Lettera sostegno ilVasaio

La rete “Ferma il riarmo” sostiene la Lettera alla comunità dell’arcivescovo Tisi e lancia un appello per un Trentino laboratorio di pace disarmata e contro il riarmo europeo

bookmark

La rete trentina “Ferma il riarmo” esprime profonda condivisione e commozione per la Lettera alla comunità “Il Vasaio”, scritta dall’arcivescovo di Trento Lauro Tisi in occasione della festa di San Vigilio e presentate nelle due serate promosse da realtà parrocchiali e dall’Arcidiocesi di Trento per parlare di pace il 20 luglio in Val di Fassa e il 21 luglio in Val Rendena.
L’appello del presule a fare del Trentino un “laboratorio di pace” e a “disarmare le parole” trova pieno riscontro nell’impegno quotidiano della rete, che raccoglie il suo invito profetico per tradurlo in azione politica e sociale concreta.
Nella lettera, l’Arcivescovo denuncia con coraggio la follia della corsa agli armamenti globali, che nel 2025 toccherà i 2.887 miliardi di dollari, e ricorda che la violenza non genera riconciliazione, ma autodistruzione.
Tuttavia, la rete “Ferma il riarmo” ritiene necessario aggiungere una dimensione strutturale alla riflessione: la minaccia più grave alla vita oggi non proviene solo dai campi di battaglia lontani, ma dalle scelte economiche e politiche adottate in Europa e in Italia.
Secondo la rete, il piano dell’Unione Europea di destinare ulteriori 800 miliardi di euro al riarmo rappresenta un atto di violenza economica contro i più vulnerabili.
Queste risorse, sottratte a sanità, istruzione, politiche ambientali e lavoro, significherebbero più debito, austerità e confini fortificati. “È l’esatto opposto della sicurezza reale, sociale ed ecologica di cui abbiamo bisogno”, dichiara Donato Scrinzi, portavoce della rete.

Le iniziative della rete “Ferma il riarmo”

La rete “Ferma il riarmo” annuncia quindi la volontà di preparare per l’autunno un’iniziativa plurale di opposizione al riarmo, coinvolgendo parrocchie, associazioni e cittadini per aderire alle campagne e petizioni nazionali ed europee.
L’obiettivo è costruire un fronte largo che dica “no” alla trasformazione dell’Europa in una potenza militare.

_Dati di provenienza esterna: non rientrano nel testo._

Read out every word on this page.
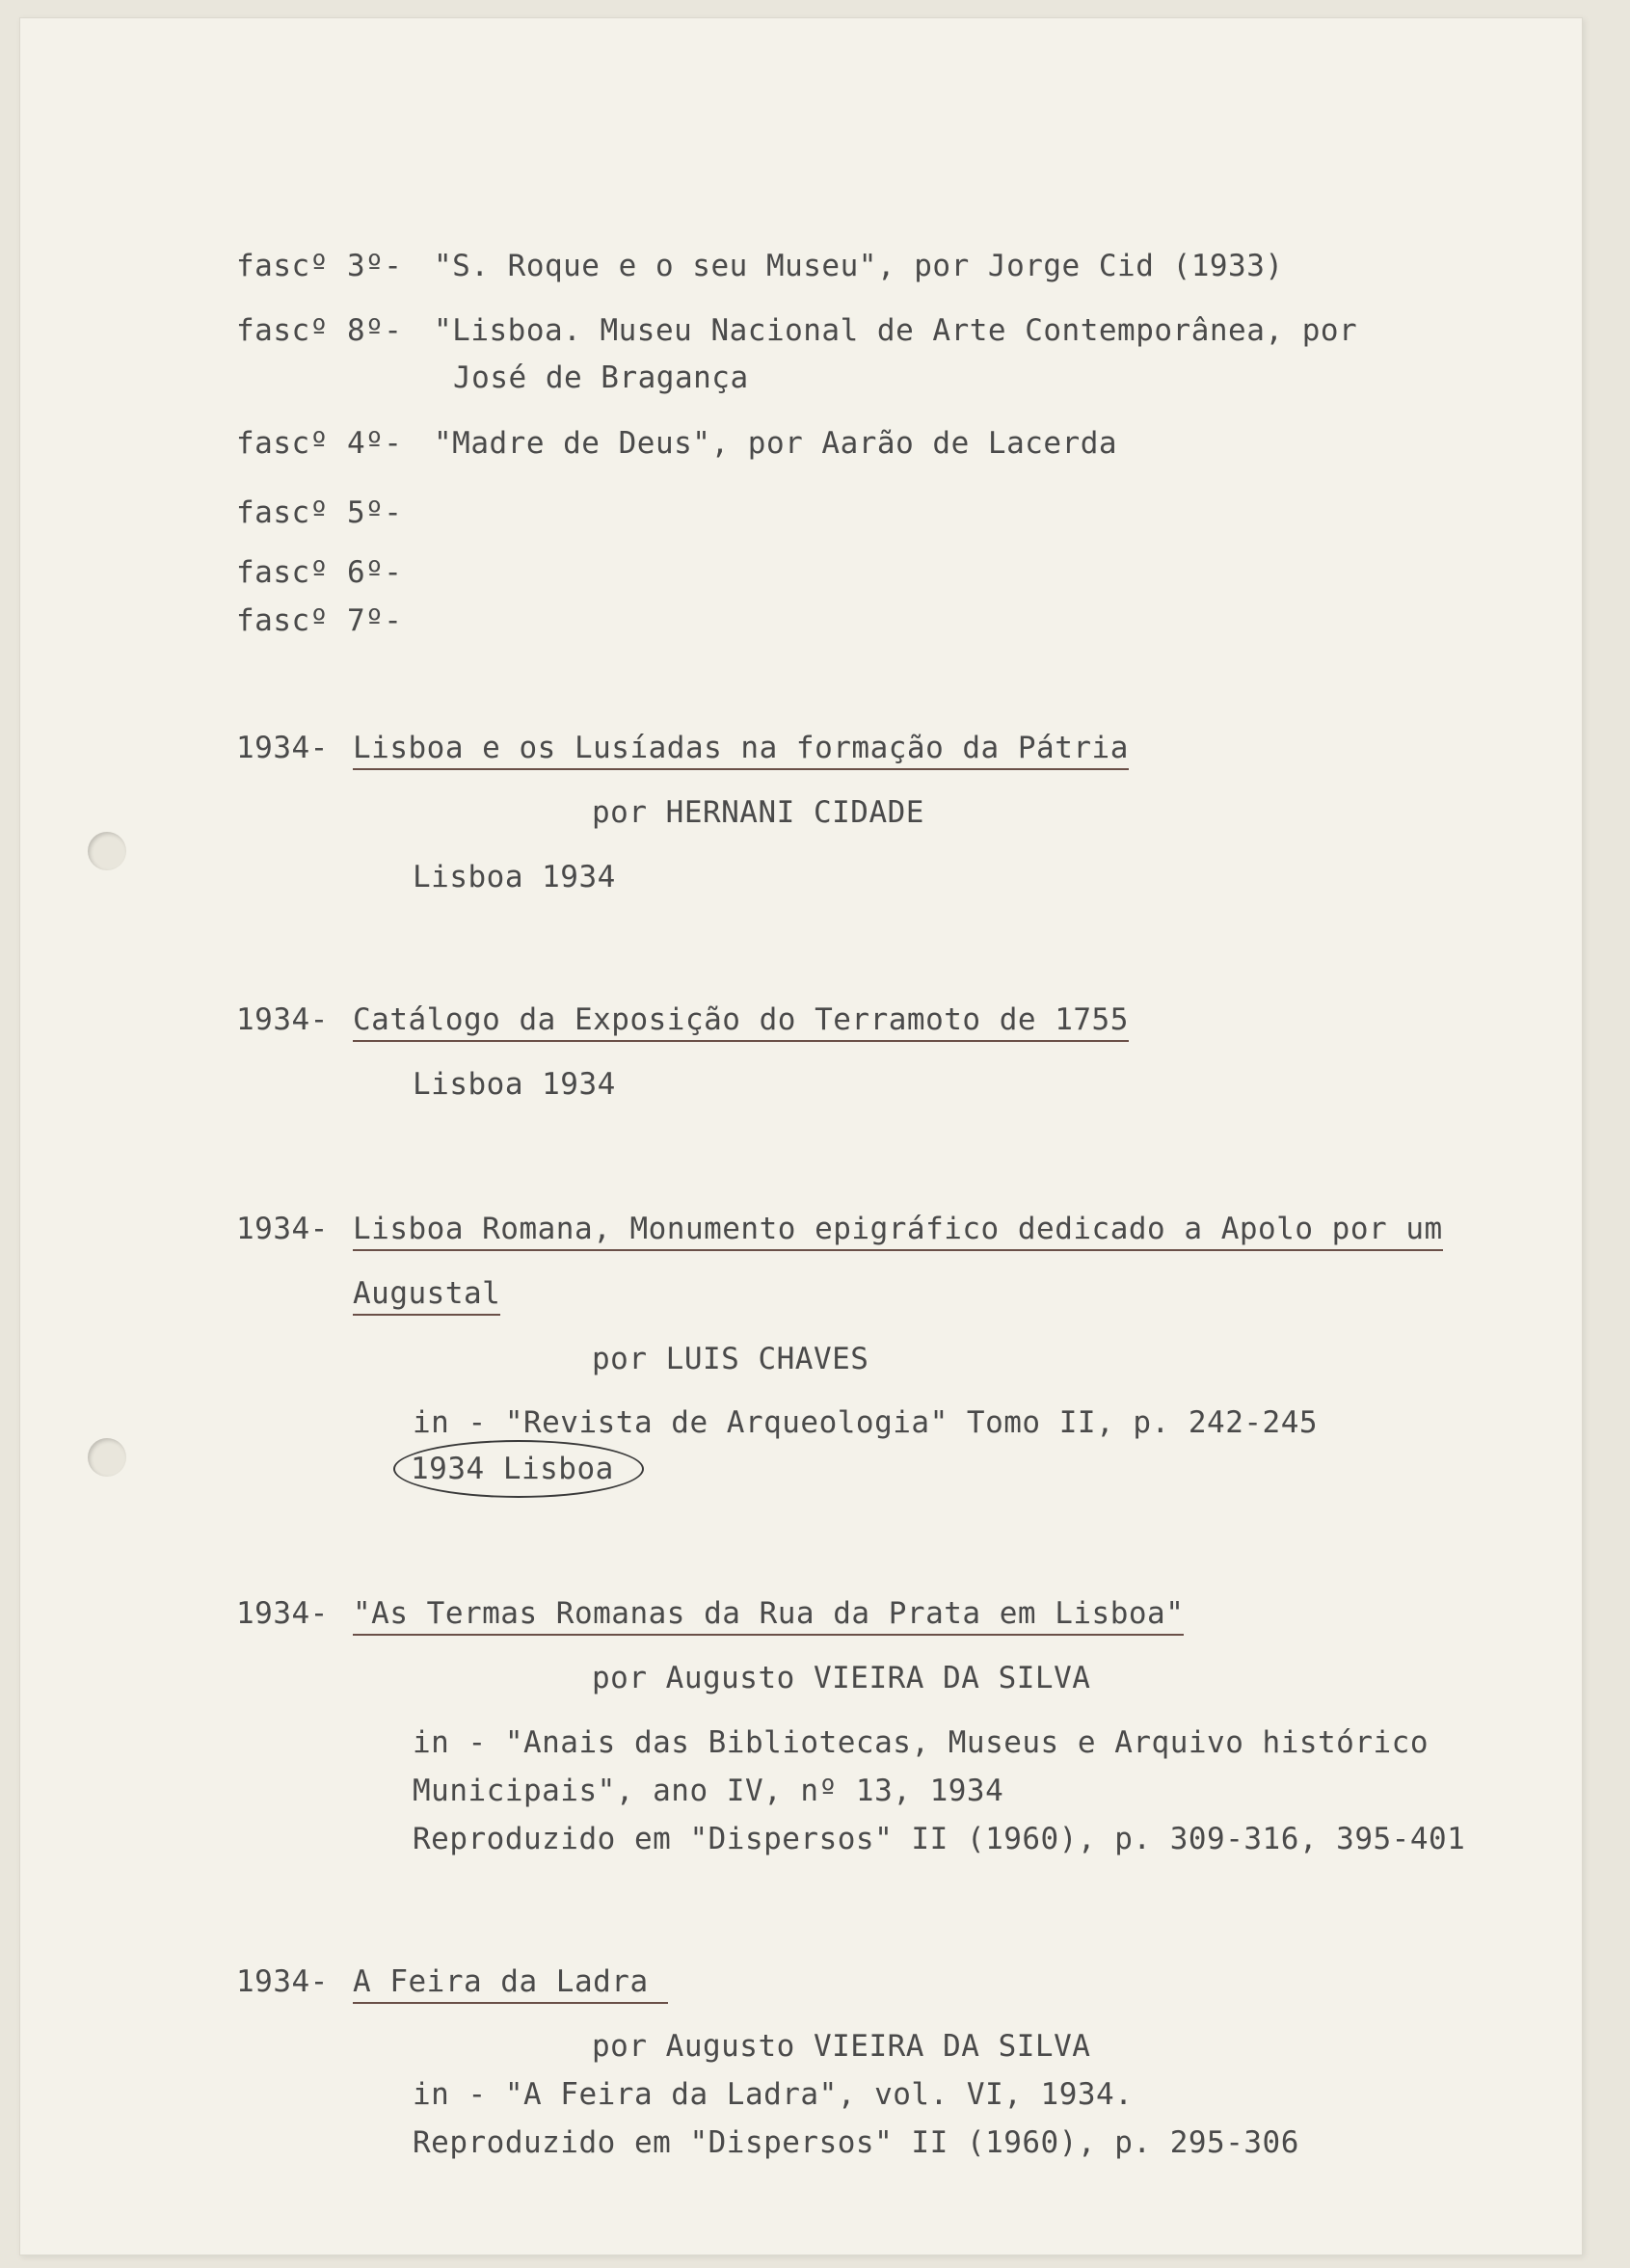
fascº 3º- "S. Roque e o seu Museu", por Jorge Cid (1933)
fascº 8º- "Lisboa. Museu Nacional de Arte Contemporânea, por
José de Bragança
fascº 4º- "Madre de Deus", por Aarão de Lacerda
fascº 5º-
fascº 6º-
fascº 7º-
1934- Lisboa e os Lusíadas na formação da Pátria
por HERNANI CIDADE
Lisboa 1934
1934- Catálogo da Exposição do Terramoto de 1755
Lisboa 1934
1934- Lisboa Romana, Monumento epigráfico dedicado a Apolo por um
Augustal
por LUIS CHAVES
in - "Revista de Arqueologia" Tomo II, p. 242-245
1934 Lisboa
1934- "As Termas Romanas da Rua da Prata em Lisboa"
por Augusto VIEIRA DA SILVA
in - "Anais das Bibliotecas, Museus e Arquivo histórico
Municipais", ano IV, nº 13, 1934
Reproduzido em "Dispersos" II (1960), p. 309-316, 395-401
1934- A Feira da Ladra
por Augusto VIEIRA DA SILVA
in - "A Feira da Ladra", vol. VI, 1934.
Reproduzido em "Dispersos" II (1960), p. 295-306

Un’altra difesa è possibile: la campagna per la difesa civile nonviolenta

In questa direzione, la rete trentina sostiene con forza la campagna “Un’altra difesa è possibile”, che promuove una Legge di Iniziativa Popolare per istituire la Difesa civile non armata e nonviolenta. Volti noti del mondo dello spettacolo, dell’informazione e della scienza – tra cui i giornalisti Gad Lerner, Marco Damilano e Giulia Innocenzi, i docenti Donatella Di Cesare e Carlo Rovelli, gli attori Alessandro Bergonzoni e Ascanio Celestini – hanno già deciso di sostenere la proposta.
La campagna, promossa da Rete italiana pace e disarmo, la Conferenza nazionale degli Enti di Servizio civile e Sbilanciamoci!, sta raccogliendo le 50.000 firme necessarie per portare la proposta in Parlamento. “Ogni firma, ogni voce che si aggiunge, avvicina l’obiettivo di un’Italia che prepari la Pace anziché la guerra”, affermano i promotori.
La rete “Ferma il riarmo” invita i Comuni, gli enti locali e i cittadini trentini a sostenere questa battaglia di civiltà, perché la vera sicurezza si costruisce garantendo dignità, lavoro e diritti a tutti, non aumentando gli arsenali.
Firmatari del comunicato: Rete trentina “Ferma il riarmo” (Donato Scrinzi, Alessia Ansaloni, Maricarmen Hernández, Rosanna Boschetti), Movimento Nonviolento (Massimiliano Pilati), Centro Pace ecologia e diritti (Andrea Trentini), ANPI sezione “Angelo Bettini” Rovereto-Vallagarina (Mara Rossi), Associazione 46° Parallelo Ets (Beatrice Taddei Saltini e Raffaele Crocco), ANPI di Trento (Sergio Job).